Scottish writer Robin Jenkins’ majestic novel, The Thistle and The Grail(1954), and The Hollow Ball (1961) by Scottish-Irish novelist Sam Hanna Bell offer gritty and profound critiques of football’s place in culture and society.

Glanville haunted us with the melancholy of The Rise of Gerry Logan(1970); Scotsman Gordon Williams’ From Scenes like These (1969), short-listed for the Booker Prize, and Jenkins’, A Would Be Saint (1978), discuss the game’s impact on working-class families.

Enter the soccerati

In the 1990s, the sport was embraced as the must-have accessory for British middle-classes.
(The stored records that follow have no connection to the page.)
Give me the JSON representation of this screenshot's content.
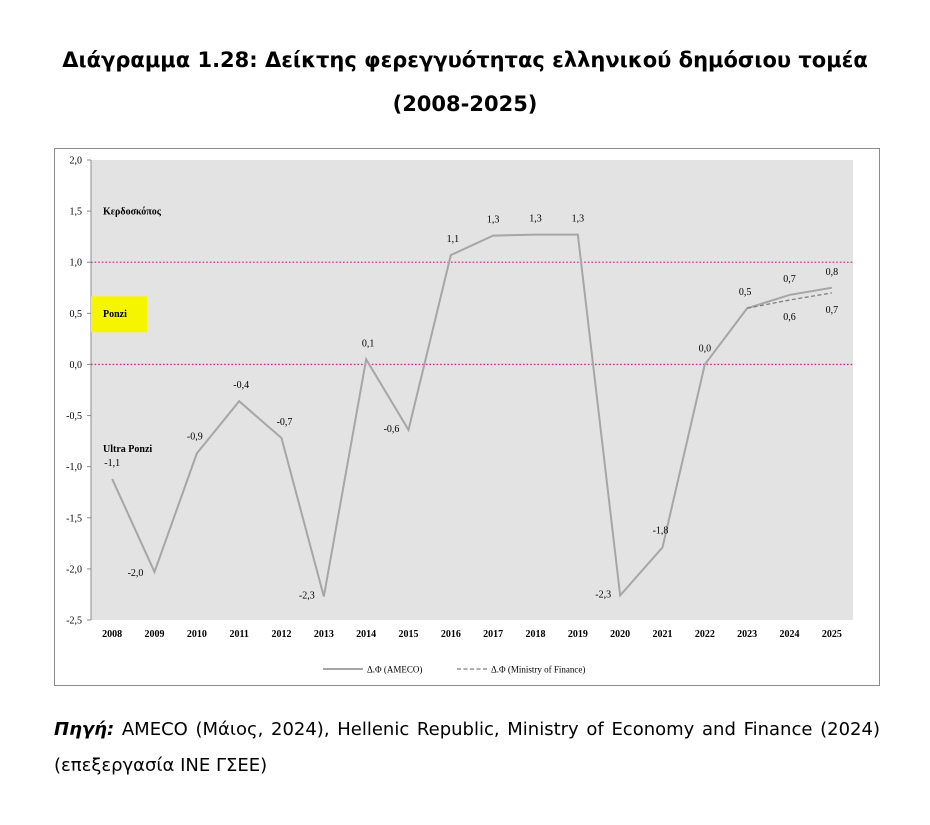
{
  "title": {
    "lead": "Διάγραμμα 1.28:",
    "rest": " Δείκτης φερεγγυότητας ελληνικού δημόσιου τομέα",
    "line2": "(2008-2025)"
  },
  "source": {
    "label": "Πηγή:",
    "text": " AMECO (Μάιος, 2024), Hellenic Republic, Ministry of Economy and Finance (2024) (επεξεργασία ΙΝΕ ΓΣΕΕ)"
  },
  "colors": {
    "plot_bg": "#e3e3e3",
    "ameco_line": "#a6a6a6",
    "mof_line": "#7f7f7f",
    "threshold": "#e0248a",
    "highlight": "#f5f500"
  },
  "chart_data": {
    "type": "line",
    "x": [
      "2008",
      "2009",
      "2010",
      "2011",
      "2012",
      "2013",
      "2014",
      "2015",
      "2016",
      "2017",
      "2018",
      "2019",
      "2020",
      "2021",
      "2022",
      "2023",
      "2024",
      "2025"
    ],
    "ylim": [
      -2.5,
      2.0
    ],
    "yticks": [
      "2,0",
      "1,5",
      "1,0",
      "0,5",
      "0,0",
      "-0,5",
      "-1,0",
      "-1,5",
      "-2,0",
      "-2,5"
    ],
    "ytick_values": [
      2.0,
      1.5,
      1.0,
      0.5,
      0.0,
      -0.5,
      -1.0,
      -1.5,
      -2.0,
      -2.5
    ],
    "series": [
      {
        "name": "Δ.Φ (AMECO)",
        "style": "solid",
        "values": [
          -1.12,
          -2.03,
          -0.87,
          -0.36,
          -0.72,
          -2.27,
          0.05,
          -0.64,
          1.07,
          1.26,
          1.27,
          1.27,
          -2.26,
          -1.79,
          0.0,
          0.55,
          0.68,
          0.75
        ],
        "labels": [
          "-1,1",
          "-2,0",
          "-0,9",
          "-0,4",
          "-0,7",
          "-2,3",
          "0,1",
          "-0,6",
          "1,1",
          "1,3",
          "1,3",
          "1,3",
          "-2,3",
          "-1,8",
          "0,0",
          "0,5",
          "0,7",
          "0,8"
        ]
      },
      {
        "name": "Δ.Φ (Ministry of Finance)",
        "style": "dashed",
        "x": [
          "2023",
          "2024",
          "2025"
        ],
        "values": [
          0.55,
          0.63,
          0.7
        ],
        "labels": [
          "",
          "0,6",
          "0,7"
        ]
      }
    ],
    "thresholds": [
      1.0,
      0.0
    ],
    "zone_labels": [
      {
        "text": "Κερδοσκόπος",
        "y": 1.5
      },
      {
        "text": "Ponzi",
        "y": 0.5
      },
      {
        "text": "Ultra Ponzi",
        "y": -0.82
      }
    ],
    "legend": "bottom",
    "grid": false
  }
}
Nick Hornby’s celebrated Fever Pitch (1992) is often credited with making football fashionable and with it, football writing.

The decade heralded the rise of the soccerati – award-winning fiction writers such as DJ Taylor, Irishman Roddy Doyle, Simon Kuper, Hunter Davies and Nalinaksha Bhattacharya (whose work, inspired by a real life story, was reshaped in 2002 as the film Bend it like Beckham) achieved success exploring the game’s themes and content.

In response, writers such as Filth author Irvine Welsh and UK author of The Football Factory, John King, gave us a figurative fist in the mouth with complex studies of the male urban football fan.

More recently, stunning contributions in the form of British author’s David Peace’s 2006 novel The Damned Utd and Heartland, written by novelist Anthony Cartwright in 2009, made the leap from football to literary fiction.

The Damned Utd, the story of Brian Clough’s troubled term as football manager of Leeds United in 1974, was adapted into the film The Damned United, starring Michael Sheen of Frost/Nixon fame.

Yes, football novels are comparatively rare, the really good ones even more so. But despite what you might have been told, their number and history is a wide-open field of play, and well worth a kick around.